Em particular, o documento lembrava o papel que a disciplina histórica tem dentro do diálogo ecumênico: apontar as origens e desdobramentos das divisões entre os cristãos:

 

O modo de ensinar a história deve ser revisto de tal modo que, tratando-se de uma sociedade cristã, se dê a devida atenção às diversas comunidades cristãs, no que diz respeito a toda a sua vida e à sua mentalidade[15]

 

Em 1993 foi publicado um novo diretório[16] superando o anterior em amplitude e profundidade. O atual diretório divide-se em cinco grandes partes: o primeiro capítulo procura situar a Igreja Católica dentro do movimento ecumênico; a seguir, no capítulo dois, [trata d]os órgãos católicos de ecumenismo; no capítulo terceiro trata da formação para o ecumenismo; o capítulo quarto trata exclusivamente das atividades em comum entre os cristãos que compõem o que no capítulo anterior, definimos como pastoral de ecumenismo; e por fim trata, no capítulo quinto, da cooperação entre os cristãos.

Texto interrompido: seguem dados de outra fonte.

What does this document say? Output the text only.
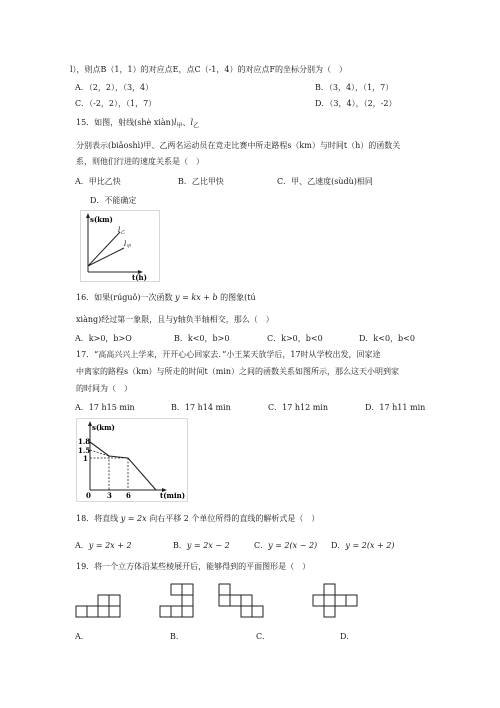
l），则点B（1，1）的对应点E，点C（-1，4）的对应点F的坐标分别为（　）
A．（2，2），（3，4）	B．（3，4），（1，7）
C．（-2，2），（1，7）	D．（3，4），（2，-2）
15．如图，射线(shè $xiàn)l_甲$、$l_乙$
分别表示(biǎoshì)甲、乙两名运动员在竞走比赛中所走路程s（km）与时间t（h）的函数关
系，则他们行进的速度关系是（　）
A．甲比乙快	B．乙比甲快	C．甲、乙速度(sùdù)相同
D．不能确定
s(km)
t(h)
$l_乙$
$l_甲$
16．如果(rúguǒ)一次函数 y = kx + b 的图象(tú
xiàng)经过第一象限，且与y轴负半轴相交，那么（　）
A．k>0，b>O	B．k<0，b>0	C．k>0，b<0	D．k<0，b<0
17．“高高兴兴上学来，开开心心回家去．”小王某天放学后，17时从学校出发，回家途
中离家的路程s（km）与所走的时间t（min）之间的函数关系如图所示，那么这天小明到家
的时间为（　）
A．17 h15 min	B．17 h14 min	C．17 h12 min	D．17 h11 min
s(km)
t(min)
1.8
1.5
1
0 3 6
18．将直线 y = 2x 向右平移 2 个单位所得的直线的解析式是（　）
A．y = 2x + 2	B．y = 2x − 2	C．y = 2(x − 2) D．y = 2(x + 2)
19．将一个立方体沿某些棱展开后，能够得到的平面图形是（　）
A．	B．	C．	D．
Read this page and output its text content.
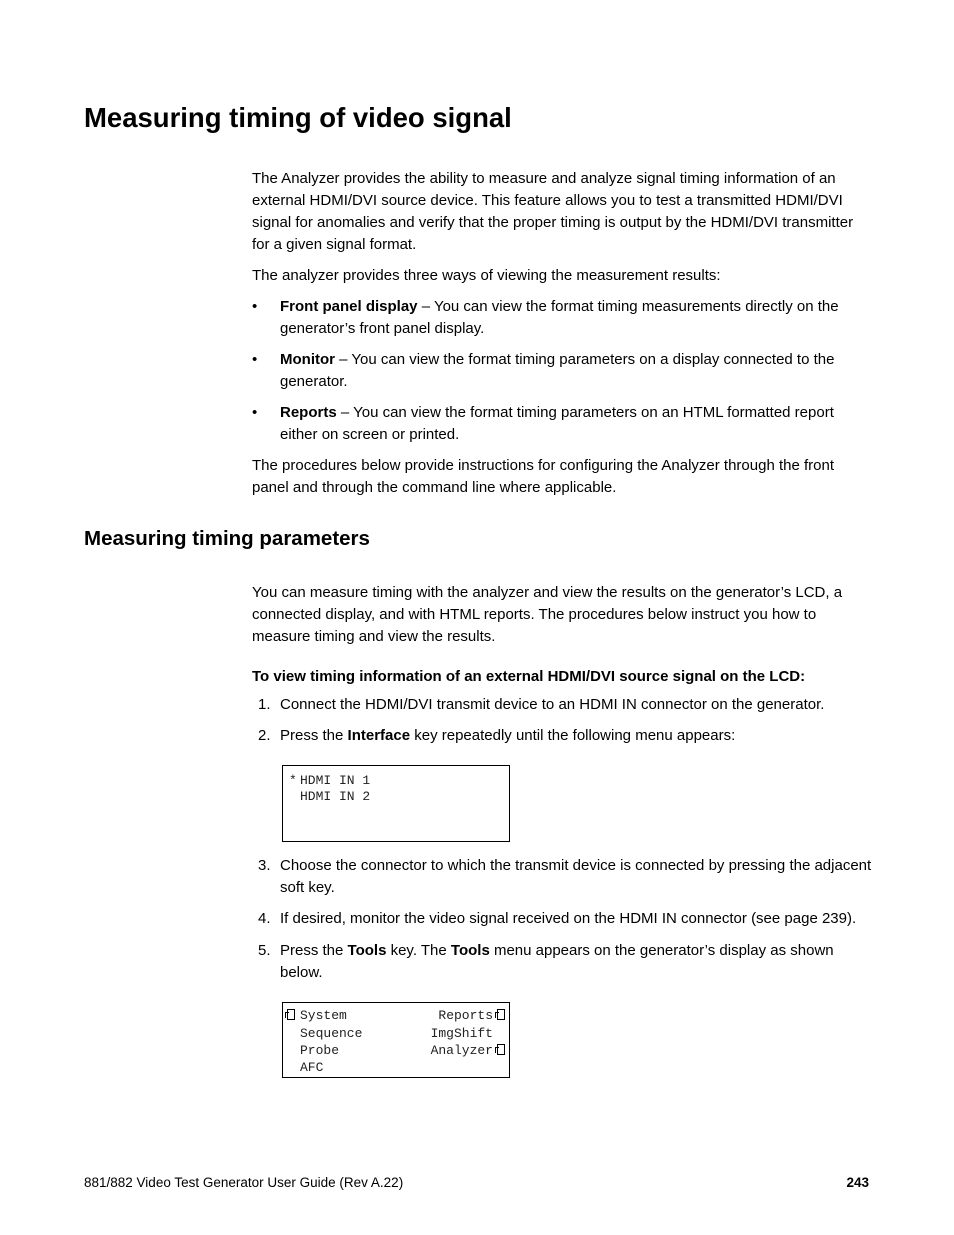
Measuring timing of video signal

The Analyzer provides the ability to measure and analyze signal timing information of an external HDMI/DVI source device. This feature allows you to test a transmitted HDMI/DVI signal for anomalies and verify that the proper timing is output by the HDMI/DVI transmitter for a given signal format.

The analyzer provides three ways of viewing the measurement results:

• Front panel display – You can view the format timing measurements directly on the generator’s front panel display.

• Monitor – You can view the format timing parameters on a display connected to the generator.

• Reports – You can view the format timing parameters on an HTML formatted report either on screen or printed.

The procedures below provide instructions for configuring the Analyzer through the front panel and through the command line where applicable.

Measuring timing parameters

You can measure timing with the analyzer and view the results on the generator’s LCD, a connected display, and with HTML reports. The procedures below instruct you how to measure timing and view the results.

To view timing information of an external HDMI/DVI source signal on the LCD:

1. Connect the HDMI/DVI transmit device to an HDMI IN connector on the generator.

2. Press the Interface key repeatedly until the following menu appears:

* HDMI IN 1
HDMI IN 2
3. Choose the connector to which the transmit device is connected by pressing the adjacent soft key.

4. If desired, monitor the video signal received on the HDMI IN connector (see page 239).

5. Press the Tools key. The Tools menu appears on the generator’s display as shown below.

System
Sequence
Probe
AFC
Reports
ImgShift
Analyzer
881/882 Video Test Generator User Guide (Rev A.22)	243
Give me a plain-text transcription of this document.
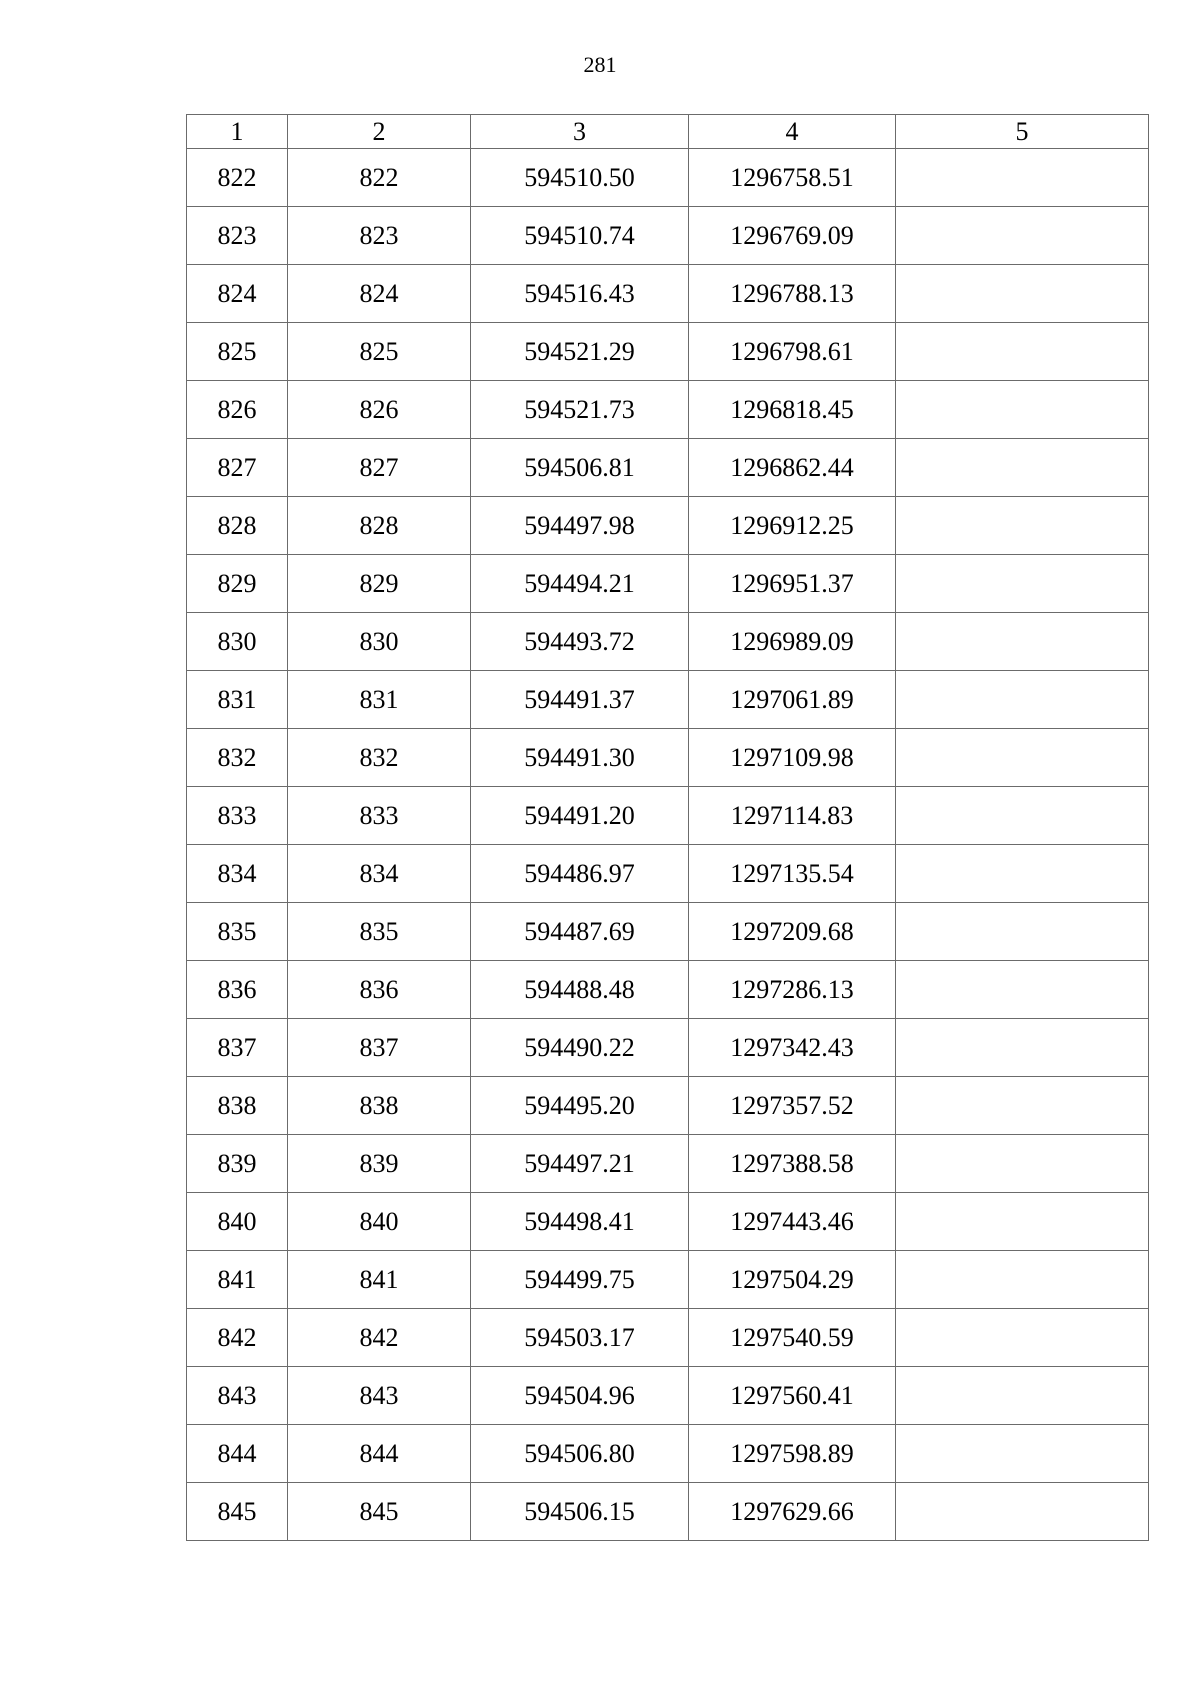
281
1	2	3	4	5
822	822	594510.50	1296758.51	
823	823	594510.74	1296769.09	
824	824	594516.43	1296788.13	
825	825	594521.29	1296798.61	
826	826	594521.73	1296818.45	
827	827	594506.81	1296862.44	
828	828	594497.98	1296912.25	
829	829	594494.21	1296951.37	
830	830	594493.72	1296989.09	
831	831	594491.37	1297061.89	
832	832	594491.30	1297109.98	
833	833	594491.20	1297114.83	
834	834	594486.97	1297135.54	
835	835	594487.69	1297209.68	
836	836	594488.48	1297286.13	
837	837	594490.22	1297342.43	
838	838	594495.20	1297357.52	
839	839	594497.21	1297388.58	
840	840	594498.41	1297443.46	
841	841	594499.75	1297504.29	
842	842	594503.17	1297540.59	
843	843	594504.96	1297560.41	
844	844	594506.80	1297598.89	
845	845	594506.15	1297629.66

Apesar de publicado no ano de 1993 o novo diretório chamava a atenção para a novidade do tema ecumenismo, que achamos interessante destacar: As situações de que o ecumenismo se ocupa não têm muitas vezes precedentes, variando de lugar para lugar e de época para época[17]. Assim o decreto reafirmava um ponto que havíamos destacado: a importância de estudos sobre o ecumenismo, pelo simples fato de ele ser muito pouco conhecido. Outro ponto a se destacar é o papel dos leigos:

 

Dada a importância do papel dos leigos na Igreja e na sociedade, os leigos responsáveis pela ação ecumênica devem ser encorajados a desenvolver contatos e permutas com as outras Igrejas e Comunidades Eclesiais, seguindo as normas deste Diretório[18].

 

Em resumo: o ecumenismo para ser bem compreendido necessita de especialistas sobre o assunto, estudiosos, teólogos, historiadores da Igreja. Ainda há um longo e tortuoso caminho a ser percorrido!

 

Escrevo estas densas linhas no domingo de ramos de 2021. Abre-se a Semana Santa, a mais importante do ano para todos os cristãos, onde reviveremos aqueles dias tensos onde Jesus, por plena e total entrega de amor, morreu na Cruz e redimiu os nossos pecados.

Não podemos seguir indiferentes!

Que a sobriedade e a prudência, mais que palavras de ordem e espírito de cruzada, orientem os cristãos pelo restante deste séc. XXI!



[1] Decreto Unitatis Redintegratio, No. 01.

[2] Decreto Unitatis Redintegratio, No. 01.

[3] Decreto Unitatis Redintegratio, No. 03.

[4] Decreto Unitatis Redintegratio, No. 08.

[5] Decreto Unitatis Redintegratio, No. 08.

[6] Decreto Unitatis Redintegratio, No. 15.

[7] Decreto Unitatis Redintegratio, No. 19.

[8] Cf. ‘Diretório Universal’, in: Coleção Documentos Pontifícios N°167. Petrópolis, Vozes. 1967.

[9] Diretório ecumênico, Parte I, No. 3.

[10] Diretório ecumênico, Parte I, No. 4.

[11] Diretório ecumênico, Parte I, No. 21.

[12] Diretório ecumênico, Parte I, No. 34.

[13] Cf. SEDOC - Junho de 1970. Petrópolis, Vozes. pp. 1503-1530.

[14] Spiritus Domini, Cap. I, No. 02, in: SEDOC - Junho de 1970. Petrópolis, Vozes. pp. 1503-1530.

[15] Spiritus Domini, Cap. I, No. 03, in: SEDOC - Junho de 1970. Petrópolis, Vozes. pp. 1503-1530.

[16] Diretório para a aplicação dos princípios e normas sobre o ecumenismo. São Paulo. Paulinas. 1994.

[17] Diretório para a aplicação dos princípios e normas sobre o ecumenismo. No. 30.

[18] Diretório para a aplicação dos princípios e normas sobre o ecumenismo. No. 86.